優羽がこの館に住み始めて二、三日が経とうとしていた。



それと同じくして、俺は外を出歩くのをやめ、夜型生活を正すのに専念し始めた。



おかげでうまく寝付けなくて睡眠不足気味になっているが…

これも規則正しい生活を送って、出来るだけ普通に学校生活を送るようにするため―――。



優羽と少しでも多く一緒に過ごすため、だ。



優羽には、できるだけ多く俺のそばにいさせるようにしている。

朝は必ず一緒に登校して、授業以外の時間はクラスにのぞきに行って、帰る時に寄り道する時もつきっきりでいる。



おジャマ虫の寧音がついてくるのは腹が立つが、アイツも結構忙しい身なので、意外に優羽とすごす時間は多くてうれしい。



まわりの連中は『惣領彪斗がストーカーになった』ってアホみたいに騒いでいるが、知ったことじゃない。
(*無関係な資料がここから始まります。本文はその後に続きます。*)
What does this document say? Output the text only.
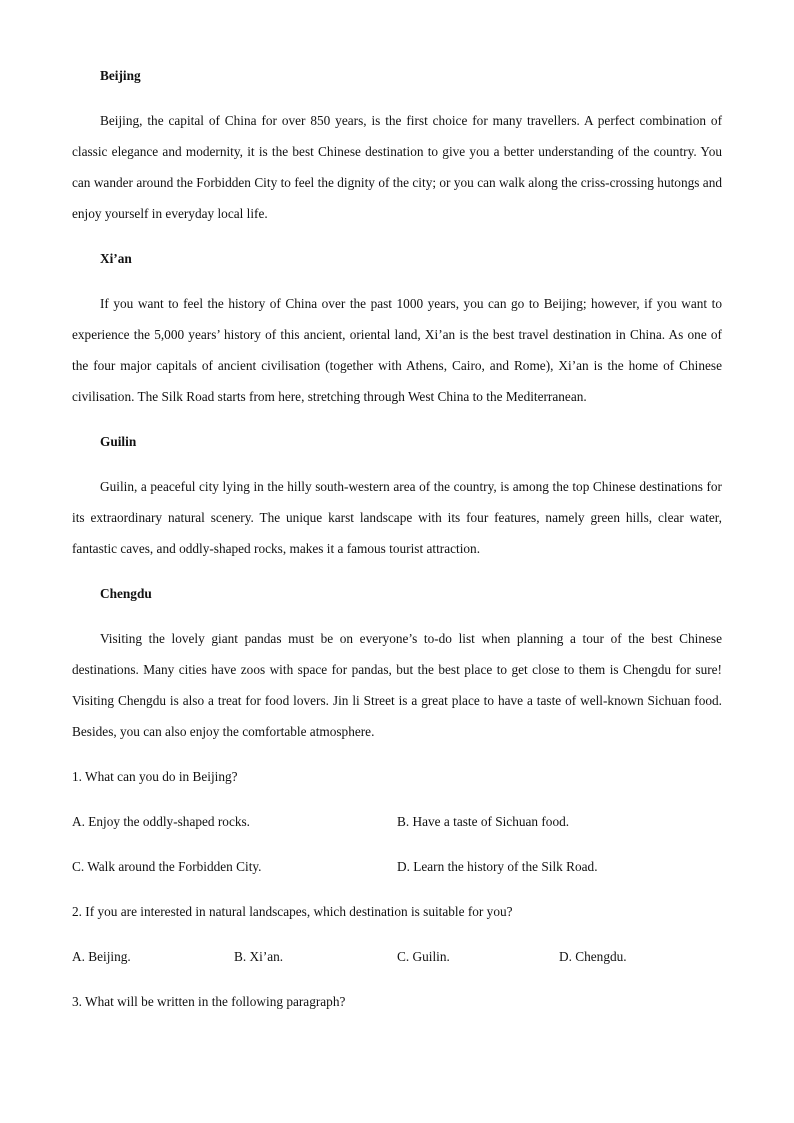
Beijing

Beijing, the capital of China for over 850 years, is the first choice for many travellers. A perfect combination of classic elegance and modernity, it is the best Chinese destination to give you a better understanding of the country. You can wander around the Forbidden City to feel the dignity of the city; or you can walk along the criss-crossing hutongs and enjoy yourself in everyday local life.

Xi’an

If you want to feel the history of China over the past 1000 years, you can go to Beijing; however, if you want to experience the 5,000 years’ history of this ancient, oriental land, Xi’an is the best travel destination in China. As one of the four major capitals of ancient civilisation (together with Athens, Cairo, and Rome), Xi’an is the home of Chinese civilisation. The Silk Road starts from here, stretching through West China to the Mediterranean.

Guilin

Guilin, a peaceful city lying in the hilly south-western area of the country, is among the top Chinese destinations for its extraordinary natural scenery. The unique karst landscape with its four features, namely green hills, clear water, fantastic caves, and oddly-shaped rocks, makes it a famous tourist attraction.

Chengdu

Visiting the lovely giant pandas must be on everyone’s to-do list when planning a tour of the best Chinese destinations. Many cities have zoos with space for pandas, but the best place to get close to them is Chengdu for sure! Visiting Chengdu is also a treat for food lovers. Jin li Street is a great place to have a taste of well-known Sichuan food. Besides, you can also enjoy the comfortable atmosphere.

1. What can you do in Beijing?
A. Enjoy the oddly-shaped rocks.	B. Have a taste of Sichuan food.
C. Walk around the Forbidden City.	D. Learn the history of the Silk Road.
2. If you are interested in natural landscapes, which destination is suitable for you?
A. Beijing.	B. Xi’an.	C. Guilin.	D. Chengdu.
3. What will be written in the following paragraph?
優羽も今ではだいぶ俺に慣れて、笑顔で授業中のことや、自分のことをちょこちょこと話してくれる。



そんな可愛い笑顔を見ていると、「しあわせ、ってこういうことを言うんだろうな」としみじみ実感する。



けど、



付き合っているとは言える段階じゃないから、

『至福』とまではいたってないけどな…。